I'll be home for Christmas

My family moved around a lot when I was little. And by "a lot," I mean "Army brats being amazed at how often we went somewhere new." When I was three, my sister was born and my parents gave up their apartment and we spent the next three years living in a van, going cross-country at my father's whim. I spent my fourth birthday in Kansas, my fifth halfway up Mt. St. Helen's, and my sixth in the Okefenokee swamp. After that, when we settled a little bit so I could go to school, we still moved at least once a year, sometimes more often.

You can plan on me

But we always came home for Christmas at my Gran's. Even if Santa was coming down the muffler somewhere on I-95, we'd manage to be in her living room by lunchtime on The Day.
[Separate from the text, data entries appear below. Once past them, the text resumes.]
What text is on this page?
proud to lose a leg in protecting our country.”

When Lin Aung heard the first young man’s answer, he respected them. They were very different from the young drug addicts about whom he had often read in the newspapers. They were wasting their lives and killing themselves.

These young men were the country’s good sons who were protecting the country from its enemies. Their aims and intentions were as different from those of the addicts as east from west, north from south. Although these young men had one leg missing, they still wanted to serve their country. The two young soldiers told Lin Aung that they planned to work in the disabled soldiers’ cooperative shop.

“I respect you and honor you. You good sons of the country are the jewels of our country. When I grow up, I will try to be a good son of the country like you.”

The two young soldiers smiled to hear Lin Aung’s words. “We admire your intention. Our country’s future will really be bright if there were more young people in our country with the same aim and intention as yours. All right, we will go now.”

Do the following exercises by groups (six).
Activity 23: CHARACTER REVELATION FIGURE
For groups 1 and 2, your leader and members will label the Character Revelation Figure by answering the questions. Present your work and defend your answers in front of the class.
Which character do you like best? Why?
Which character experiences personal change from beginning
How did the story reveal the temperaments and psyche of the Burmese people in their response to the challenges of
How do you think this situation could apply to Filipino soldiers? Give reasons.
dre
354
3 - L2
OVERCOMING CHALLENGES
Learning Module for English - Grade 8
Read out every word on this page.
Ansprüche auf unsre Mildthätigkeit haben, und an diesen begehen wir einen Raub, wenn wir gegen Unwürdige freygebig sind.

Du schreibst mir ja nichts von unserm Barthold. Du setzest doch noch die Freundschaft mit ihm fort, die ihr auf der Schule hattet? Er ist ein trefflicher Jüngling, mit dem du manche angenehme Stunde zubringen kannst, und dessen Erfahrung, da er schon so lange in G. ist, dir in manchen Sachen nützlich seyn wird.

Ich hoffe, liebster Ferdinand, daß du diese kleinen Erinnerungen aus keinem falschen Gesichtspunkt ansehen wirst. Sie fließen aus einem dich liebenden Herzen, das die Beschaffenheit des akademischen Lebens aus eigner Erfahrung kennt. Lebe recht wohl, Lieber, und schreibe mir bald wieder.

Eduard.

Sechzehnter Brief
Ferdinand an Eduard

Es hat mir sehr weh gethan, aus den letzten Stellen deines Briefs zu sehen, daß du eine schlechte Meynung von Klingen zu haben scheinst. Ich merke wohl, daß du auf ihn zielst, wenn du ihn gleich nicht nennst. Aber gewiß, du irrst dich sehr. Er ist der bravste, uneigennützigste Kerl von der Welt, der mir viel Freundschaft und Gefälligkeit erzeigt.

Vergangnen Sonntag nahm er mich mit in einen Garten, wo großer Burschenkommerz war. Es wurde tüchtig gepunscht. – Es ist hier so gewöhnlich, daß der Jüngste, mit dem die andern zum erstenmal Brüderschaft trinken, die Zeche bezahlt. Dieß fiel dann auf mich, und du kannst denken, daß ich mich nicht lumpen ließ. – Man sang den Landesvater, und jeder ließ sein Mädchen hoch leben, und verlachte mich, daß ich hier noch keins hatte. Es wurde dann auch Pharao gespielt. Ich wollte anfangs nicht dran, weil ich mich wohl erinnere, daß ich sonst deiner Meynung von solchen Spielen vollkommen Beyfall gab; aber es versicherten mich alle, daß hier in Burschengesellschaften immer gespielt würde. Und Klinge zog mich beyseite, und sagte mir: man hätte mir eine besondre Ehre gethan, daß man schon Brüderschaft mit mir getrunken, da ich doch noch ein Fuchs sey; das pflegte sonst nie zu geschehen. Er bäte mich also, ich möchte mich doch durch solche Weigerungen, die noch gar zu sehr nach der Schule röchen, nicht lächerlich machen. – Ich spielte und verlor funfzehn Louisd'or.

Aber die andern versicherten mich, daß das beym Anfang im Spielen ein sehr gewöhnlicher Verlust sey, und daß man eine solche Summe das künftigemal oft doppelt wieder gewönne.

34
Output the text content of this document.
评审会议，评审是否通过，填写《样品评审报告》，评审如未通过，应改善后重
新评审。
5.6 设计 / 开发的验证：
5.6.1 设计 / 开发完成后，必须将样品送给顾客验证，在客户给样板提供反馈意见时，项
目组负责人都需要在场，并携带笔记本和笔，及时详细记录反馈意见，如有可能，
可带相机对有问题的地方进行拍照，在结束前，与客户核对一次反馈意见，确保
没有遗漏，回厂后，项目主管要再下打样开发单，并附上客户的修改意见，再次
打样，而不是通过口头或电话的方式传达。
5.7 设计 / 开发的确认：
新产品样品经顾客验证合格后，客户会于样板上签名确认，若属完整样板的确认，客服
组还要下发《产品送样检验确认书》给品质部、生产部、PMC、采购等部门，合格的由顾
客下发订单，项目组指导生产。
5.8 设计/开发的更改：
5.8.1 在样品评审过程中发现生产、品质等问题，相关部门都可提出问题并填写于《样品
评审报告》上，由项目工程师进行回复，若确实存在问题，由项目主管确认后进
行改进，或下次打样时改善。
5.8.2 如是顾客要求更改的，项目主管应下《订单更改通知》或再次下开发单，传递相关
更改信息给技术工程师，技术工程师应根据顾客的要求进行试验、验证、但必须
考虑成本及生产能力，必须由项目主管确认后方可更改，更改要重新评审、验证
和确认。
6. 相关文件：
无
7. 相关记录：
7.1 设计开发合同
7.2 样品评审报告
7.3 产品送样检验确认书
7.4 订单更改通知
Please have snow, and mistletoe

Until one year, we didn't. I was...fifteen? We were living in El Paso, and Ma hated it so much. There was nothing to do, no one to see, nowhere to go. (Everyone hates El Paso. Even the proudest Texans think it sucks.) And it was hot, and we didn't even have a tree (which we always did, even when we were in the van, a teeny weeny little dashboard tree). And we weren't going home.

And presents on the tree

And we were in the mall, Ma, and my sister, and I, in a Kay-bee Toys, actually, and Frank Sinatra came on over the Public Address, singing. And she broke down, right there among the Legos. Sat in the middle of the aisle and bawled her eyes out.

Christmas Eve will find me

And we didn't know what to do. Everything was so bad, and, okay, it had been for a long time, but we could always go home at Christmastime and things would be okay, except, oh, no, we \\weren't\\ this year, and Emmy and I were absolutely furious about it, and the worst part was, it wasn't because there wasn't any money, because there was more than there had ever been before, \\ever\\, and we could have even flown home if we wanted to, that's how much more there was than usual, but \\no,\\ he didn't \\feel\\ like it.

Where the lovelight gleams

And that's when it was all really over, I think. It took us another eleven months to get him out of the house, and we spent one more Christmas down there, because that year there really wasn't any money, even though we would have all give up presents entirely to manage to get home, but we were seriously having trouble feeding ourselves. But that year was better, even, because there was a real reason for not making it back, and because we knew that we'd be going back entirely in a little while. But the year we weren't allowed to go back? That's when they were through. And we haven't missed a year since then. I'm poor as hell, and I don't know how I'm going to manage it this year, but I'm getting home. I may have to cajole my friend's friend who lives nearby into giving me a ride home, I may have to take my chances on the Chinatown Bus. But I'm getting home this year. Somehow.